5.2. Notice. Any notice or communication required or permitted under this Agreement shall be effective when sent via email. Notices to 30MPC must be sent to compliance@30mpc.com. Support notices to 30MPC should be sent to support@talk.30mpc.com. Emails to Customer will be sent to the email address set out on the Order Document. Either party may update its email at any time with notice.
5.3. Governing Law; Assignment; Entire Agreement.
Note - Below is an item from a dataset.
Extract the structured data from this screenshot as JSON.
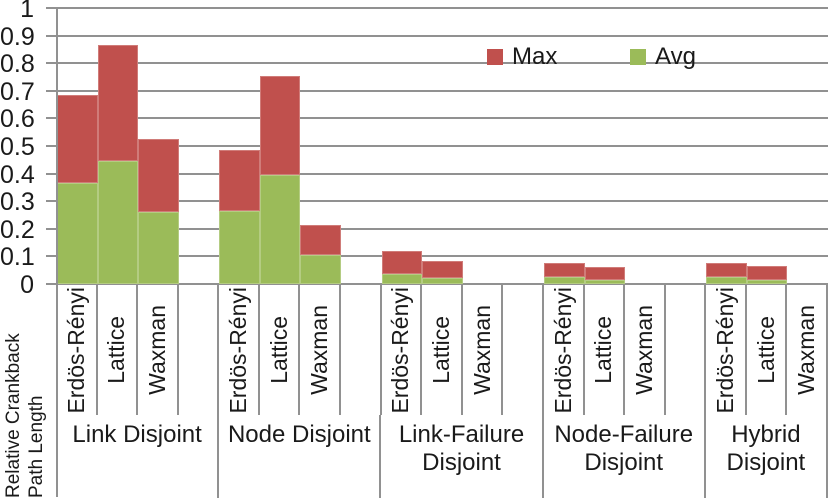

This Agreement shall be governed by the laws of the State of California and the United States without regard to conflicts of laws provisions thereof, and without regard to the United Nations Convention on the International Sale of Goods. All disputes will be subject to the exclusive jurisdiction of the courts in Santa Clara, California. This Agreement will bind and inure to the benefit of each party's permitted successors and assignees. Neither party may assign this Agreement except upon the advance written consent of the other party, except that either party may assign this Agreement to one or its affiliates or to a successor to all or substantially all of its business or assets. This Agreement is the complete and exclusive statement of the mutual understanding of the parties and supersedes and cancels all previous written and oral agreements and communications relating to the subject matter of this Agreement. It may only be amended or waived in a writing executed by both parties. If any provision of this Agreement shall be adjudged by an any court of competent jurisdiction to be unenforceable or invalid, that provision shall be limited to the minimum extent necessary so that this Agreement shall otherwise remain in effect.